[tools][functional][u] stall detected in openqaworker-arm-1 through 3 sometimes - "worker performance issues"
|Category:||Bugs in existing tests|
|Target version:||openQA Project - Current Sprint|
#3 Updated by okurz over 1 year ago
- Subject changed from [tools] stall detected in openqaworker-arm-3 to [tools][functional][u] stall detected in openqaworker-arm-1 through 3 sometimes - "worker performance issues"
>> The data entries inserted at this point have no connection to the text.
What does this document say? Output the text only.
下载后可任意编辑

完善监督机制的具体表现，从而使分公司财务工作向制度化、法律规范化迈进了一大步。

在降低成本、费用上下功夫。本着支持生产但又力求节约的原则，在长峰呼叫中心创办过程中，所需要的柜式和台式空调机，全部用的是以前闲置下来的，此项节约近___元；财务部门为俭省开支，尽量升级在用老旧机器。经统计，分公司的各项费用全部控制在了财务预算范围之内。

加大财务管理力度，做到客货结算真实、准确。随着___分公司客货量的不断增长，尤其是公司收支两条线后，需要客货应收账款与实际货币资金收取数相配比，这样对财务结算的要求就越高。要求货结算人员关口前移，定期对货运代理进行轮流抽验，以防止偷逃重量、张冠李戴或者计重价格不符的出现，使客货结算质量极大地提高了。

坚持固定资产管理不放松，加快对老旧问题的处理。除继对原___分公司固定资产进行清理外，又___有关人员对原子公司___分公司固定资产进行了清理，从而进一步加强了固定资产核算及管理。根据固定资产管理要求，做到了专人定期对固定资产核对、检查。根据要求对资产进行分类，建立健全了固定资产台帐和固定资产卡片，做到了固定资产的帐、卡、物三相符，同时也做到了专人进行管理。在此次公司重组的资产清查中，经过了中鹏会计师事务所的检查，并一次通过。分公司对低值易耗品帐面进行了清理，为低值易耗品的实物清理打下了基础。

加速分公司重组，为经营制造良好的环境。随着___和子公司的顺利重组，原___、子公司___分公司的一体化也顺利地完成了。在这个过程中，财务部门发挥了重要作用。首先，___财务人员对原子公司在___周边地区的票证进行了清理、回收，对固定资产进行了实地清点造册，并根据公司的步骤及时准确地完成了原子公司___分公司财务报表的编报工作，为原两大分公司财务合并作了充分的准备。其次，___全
- Target version set to future
https://openqa.suse.de/tests/2212567 is a job on openqaworker-arm-1 failing with a stall. http://openqa-monitoring.qa.suse.de:3000/d/Z7IkWDKmk/openqaworker-arm-1?orgId=1 reports that (only) 20 worker instances are running which should be ok. openqaworker-arm-2 I think had 30 instances enabled and was failing more often, foursixnine investigated.
#4 Updated by okurz over 1 year ago
https://openqa.suse.de/tests/2212507#step/glxgears/7 a failure in openqaworker-arm-2
- Status changed from New to Resolved
- Assignee set to okurz
- Target version changed from future to Done
The performance seems to have stabilized meanwhile, maybe when I upgraded the machines from SLE12SP3 to Leap 15.1? There is still a ticket about performance problems but related to the "user_settings" test module of the YaST GUI installer.
https://openqa.suse.de/tests/3803671#step/first_boot/7 shows that we still have same issue with openqaworker-arm-2:18
- Status changed from Resolved to Workable
https://openqa.suse.de/tests/3817918#step/first_boot/5 shows Stall detection for openqaworker-arm-1:18
- Status changed from Workable to In Progress
- Target version changed from Done to Current Sprint
I agree. That shows "worker performance issues" which is particularly true for openqaworker-arm-1. #41882 is the generic ticket for that. I will keep the ticket and see what I can do. The latest change I proposed is to reduce the number of worker instances https://gitlab.suse.de/openqa/salt-pillars-openqa/merge_requests/217 , merged. I have yet to mask the superfluous worker instances.
EDIT: 2020-01-22 19:53 CET: done, four worker instances active now, not more.
#18 Updated by okurz about 1 month ago
- Due date deleted (
- Status changed from Feedback to Blocked
slindomansilla has informed me that according to zluo's gut feeling the reduced worker instance number might help but "issues still happen". He will run an experiment with higher RAM for the VMs in #60833 so I will set this ticket to be blocked on that one.